On this front, Universal Health has a trailing twelve months PE ratio of 13.9, as you can see in the chart below:
This level actually compares pretty favorably with the market at large, as the PE for the S&P 500 stands at about 17.7. If we focus on the long-term PE trend, Universal Health’s current PE level puts it below its midpoint over the past five years.
Further, the stock’s PE also compares favorably with the Zacks Medical sector’s trailing twelve months PE ratio, which stands at 20.1. At the very least, this indicates that the stock is relatively undervalued right now, compared to its peers.

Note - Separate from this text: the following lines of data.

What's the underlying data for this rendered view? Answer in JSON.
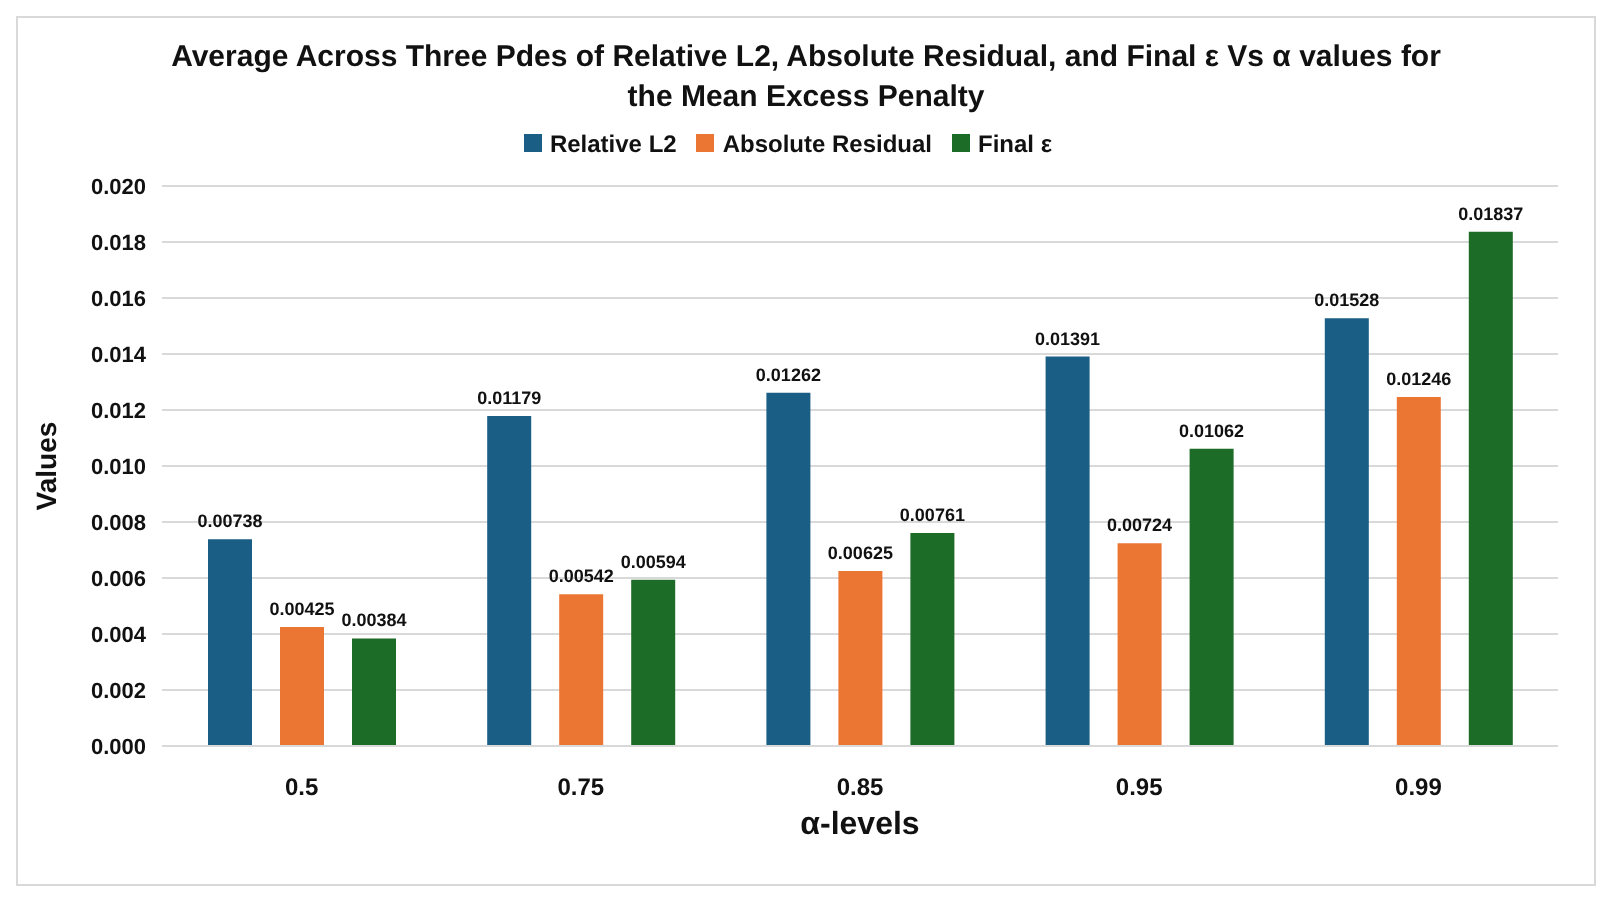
{
  "chart_data": {
    "type": "bar",
    "title": "Average Across Three Pdes of Relative L2, Absolute Residual, and Final ε  Vs α values for the Mean Excess Penalty",
    "xlabel": "α-levels",
    "ylabel": "Values",
    "categories": [
      "0.5",
      "0.75",
      "0.85",
      "0.95",
      "0.99"
    ],
    "series": [
      {
        "name": "Relative L2",
        "color": "#1a5e85",
        "values": [
          0.00738,
          0.01179,
          0.01262,
          0.01391,
          0.01528
        ]
      },
      {
        "name": "Absolute Residual",
        "color": "#eb7533",
        "values": [
          0.00425,
          0.00542,
          0.00625,
          0.00724,
          0.01246
        ]
      },
      {
        "name": "Final ε",
        "color": "#1c6b26",
        "values": [
          0.00384,
          0.00594,
          0.00761,
          0.01062,
          0.01837
        ]
      }
    ],
    "ylim": [
      0,
      0.02
    ],
    "yticks": [
      {
        "value": 0,
        "label": "0.000"
      },
      {
        "value": 0.002,
        "label": "0.002"
      },
      {
        "value": 0.004,
        "label": "0.004"
      },
      {
        "value": 0.006,
        "label": "0.006"
      },
      {
        "value": 0.008,
        "label": "0.008"
      },
      {
        "value": 0.01,
        "label": "0.010"
      },
      {
        "value": 0.012,
        "label": "0.012"
      },
      {
        "value": 0.014,
        "label": "0.014"
      },
      {
        "value": 0.016,
        "label": "0.016"
      },
      {
        "value": 0.018,
        "label": "0.018"
      },
      {
        "value": 0.02,
        "label": "0.020"
      }
    ],
    "grid": "y",
    "legend": "top",
    "data_labels": true
  }
}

Another key metric to note is the Price/Sales ratio. This approach compares a given stock’s price to its total sales, where a lower reading is generally considered better. Some people like this metric more than other value-focused ones because it looks at sales, something that is far harder to manipulate with accounting tricks than earnings.
Right now, Universal Health has a P/S ratio of about 1.1. This is lower than the S&P 500 average, which comes in at 3.0x right now. This is well below the highs for this stock in particular over the past few years.

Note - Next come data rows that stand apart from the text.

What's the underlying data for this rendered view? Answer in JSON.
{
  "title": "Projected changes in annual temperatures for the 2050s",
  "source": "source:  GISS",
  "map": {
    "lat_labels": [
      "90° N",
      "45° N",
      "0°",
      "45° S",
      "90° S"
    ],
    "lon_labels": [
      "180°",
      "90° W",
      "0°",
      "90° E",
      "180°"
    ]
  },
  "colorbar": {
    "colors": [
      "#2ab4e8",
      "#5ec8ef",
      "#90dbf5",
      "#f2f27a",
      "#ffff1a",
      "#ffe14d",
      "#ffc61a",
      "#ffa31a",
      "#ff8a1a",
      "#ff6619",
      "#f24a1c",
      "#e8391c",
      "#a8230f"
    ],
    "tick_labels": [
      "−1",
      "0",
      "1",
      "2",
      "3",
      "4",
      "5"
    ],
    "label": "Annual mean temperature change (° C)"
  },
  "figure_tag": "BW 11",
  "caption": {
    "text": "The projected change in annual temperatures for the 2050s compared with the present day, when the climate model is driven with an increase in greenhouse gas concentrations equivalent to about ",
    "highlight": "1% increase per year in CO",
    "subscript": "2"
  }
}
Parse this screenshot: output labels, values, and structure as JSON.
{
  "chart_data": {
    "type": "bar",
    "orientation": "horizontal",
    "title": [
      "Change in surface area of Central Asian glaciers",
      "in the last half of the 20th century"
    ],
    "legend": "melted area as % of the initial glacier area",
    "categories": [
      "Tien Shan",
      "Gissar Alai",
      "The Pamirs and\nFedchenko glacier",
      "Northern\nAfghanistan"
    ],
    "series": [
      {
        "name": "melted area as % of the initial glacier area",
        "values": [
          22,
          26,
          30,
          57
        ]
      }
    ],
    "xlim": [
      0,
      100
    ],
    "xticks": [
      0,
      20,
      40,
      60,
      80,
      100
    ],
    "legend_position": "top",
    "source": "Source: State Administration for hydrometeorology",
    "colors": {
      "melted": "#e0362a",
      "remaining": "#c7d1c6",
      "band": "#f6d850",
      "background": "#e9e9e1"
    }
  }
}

If anything, UHS is in the lower end of its range in the time period from a P/S metric, suggesting some level of undervalued trading—at least compared to historical norms.
Broad Value Outlook
In aggregate, Universal Health currently has a Value Score of A, putting it into the top 20% of all stocks we cover from this look. This makes Universal Health a solid choice for value investors.
What About the Stock Overall?
Though Universal Health might be a good choice for value investors, there are plenty of other factors to consider before investing in this name. In particular, it is worth noting that the company has a Growth Score of B and a Momentum Score of D. This gives UHS a Zacks VGM score — or its overarching fundamental grade — of A. (You can read more about the Zacks Style Scores here >>)
Meanwhile, the company’s recent earnings estimates have been downbeat. The current quarter has seen two estimates go higher in the past sixty days compared to three downward revisions, while the full year estimate has seen four up and four down in the same time period.
This has had a dismal impact on the consensus estimate though as the current quarter consensus estimate has dropped by 1.1% in the past two months, while the full year estimate has inched lower by 0.2%. You can see the consensus estimate trend and recent price action for the stock in the chart below:
Universal Health Services, Inc. Price and Consensus
Despite the bearish analyst sentiments, the stock has a Zacks Rank #3 (Hold) and we are looking for in-line performance from the company in the near term
Universal Health is an inspired choice for value investors, as it is hard to beat its incredible lineup of statistics on this front. Further, a strong industry rank (among Top 40% of more than 250 industries) instills our confidence. Moreover, over the past two years, the Medical-Hospital industry has narrowly outperformed the broader market, as you can see below:
However, with a Zacks Rank of 3 it is hard to get too excited for the company overall. So, value investors might want to wait for estimates and analyst sentiment to turn around in this name first, but once that happens, this stock could be a compelling pick.